Monday, November 21, 2005

The Mighty Pea

I guess we can chalk one up for Nature: after ten years of research, scientists in Australia have abandoned efforts to genetically modify a pea, because the GM version caused lung inflammation in mice. Some might say, well the system worked. It eliminated the pea before it got into the food supply. Yes, that’s true. But the pea was eliminated because it caused lung inflammation. What about more subtle side effects, ones not so easily recognized? Some might argue that GMOs in the food we eat are bound to have long term effects on the people eating them, and that it is impossible to know what those long term effects are.
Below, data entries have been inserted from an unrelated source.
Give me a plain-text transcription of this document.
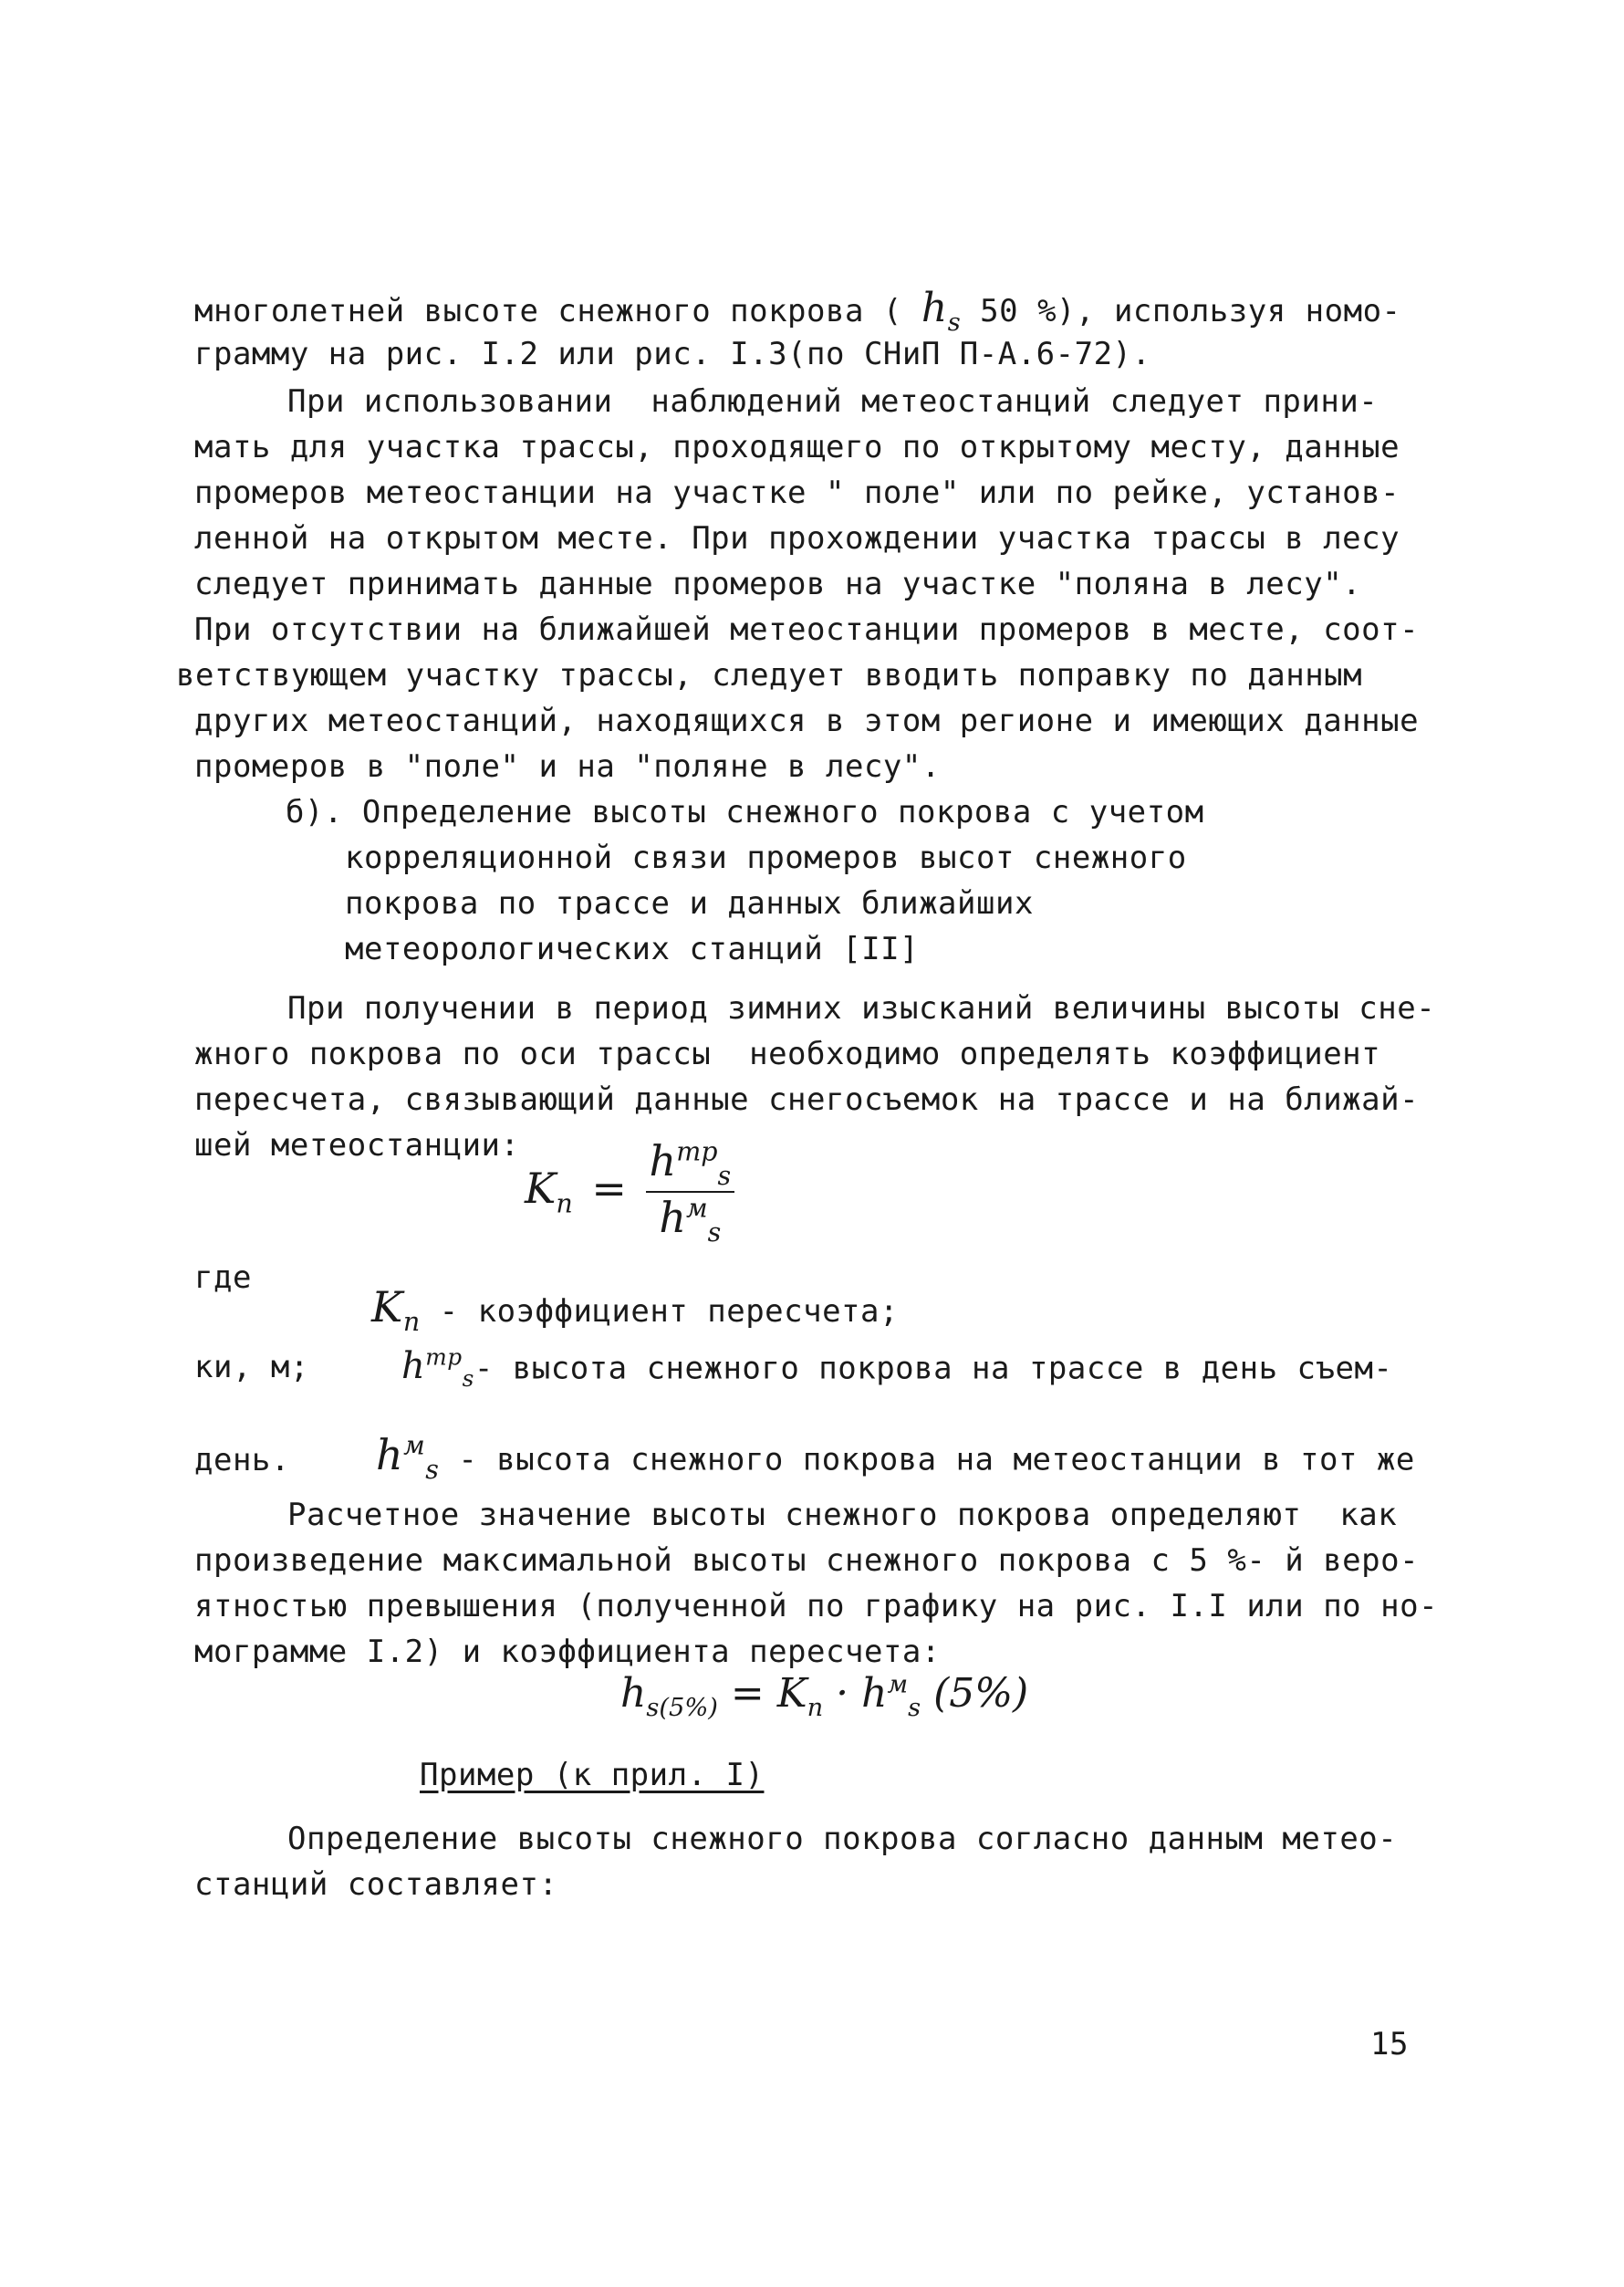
многолетней высоте снежного покрова ( $h_s$ 50 %), используя номо-
грамму на рис. I.2 или рис. I.3(по СНиП П-А.6-72).
При использовании  наблюдений метеостанций следует прини-
мать для участка трассы, проходящего по открытому месту, данные
промеров метеостанции на участке " поле" или по рейке, установ-
ленной на открытом месте. При прохождении участка трассы в лесу
следует принимать данные промеров на участке "поляна в лесу".
При отсутствии на ближайшей метеостанции промеров в месте, соот-
ветствующем участку трассы, следует вводить поправку по данным
других метеостанций, находящихся в этом регионе и имеющих данные
промеров в "поле" и на "поляне в лесу".
б). Определение высоты снежного покрова с учетом
корреляционной связи промеров высот снежного
покрова по трассе и данных ближайших
метеорологических станций [II]
При получении в период зимних изысканий величины высоты сне-
жного покрова по оси трассы  необходимо определять коэффициент
пересчета, связывающий данные снегосъемок на трассе и на ближай-
шей метеостанции:
$K_п = \frac{h^{тр}_s}{h^м_s}$
где

$K_п$ - коэффициент пересчета;

$h^{тр}_s-$ высота снежного покрова на трассе в день съем-

ки, м;

$h^м_s$ - высота снежного покрова на метеостанции в тот же

день.
Расчетное значение высоты снежного покрова определяют  как
произведение максимальной высоты снежного покрова с 5 %- й веро-
ятностью превышения (полученной по графику на рис. I.I или по но-
мограмме I.2) и коэффициента пересчета:
$h_{s(5\%)} = K_п \cdot h^м_s$ (5%)
Пример (к прил. I)
Определение высоты снежного покрова согласно данным метео-
станций составляет:
15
This possibility is one reason why I am against genetically modifying our food.

Health Notes
We’ve had a lot of talk recently about avian (bird) flu. Some nations want to genetically modify the world’s chickens (see below) and there is a lot of hoopla over developing a vaccine (which wouldn’t be available, in sufficient quantity, for 3-5 years I think). In this article, a scientist suggests more practical methods for preventing a human pandemic.

The number of AIDS cases has hit 40 million, and seems to be rising rapidly. And Russian drug users account for the growth of the AIDS epidemic in Europe.

The Pope weighs in on genetic testing of fetuses.

Britain’s Tony Blair calls for action to reduce global warming? He would do well to talk to his pals in Washington. On second thought, that probably wouldn’t do any good.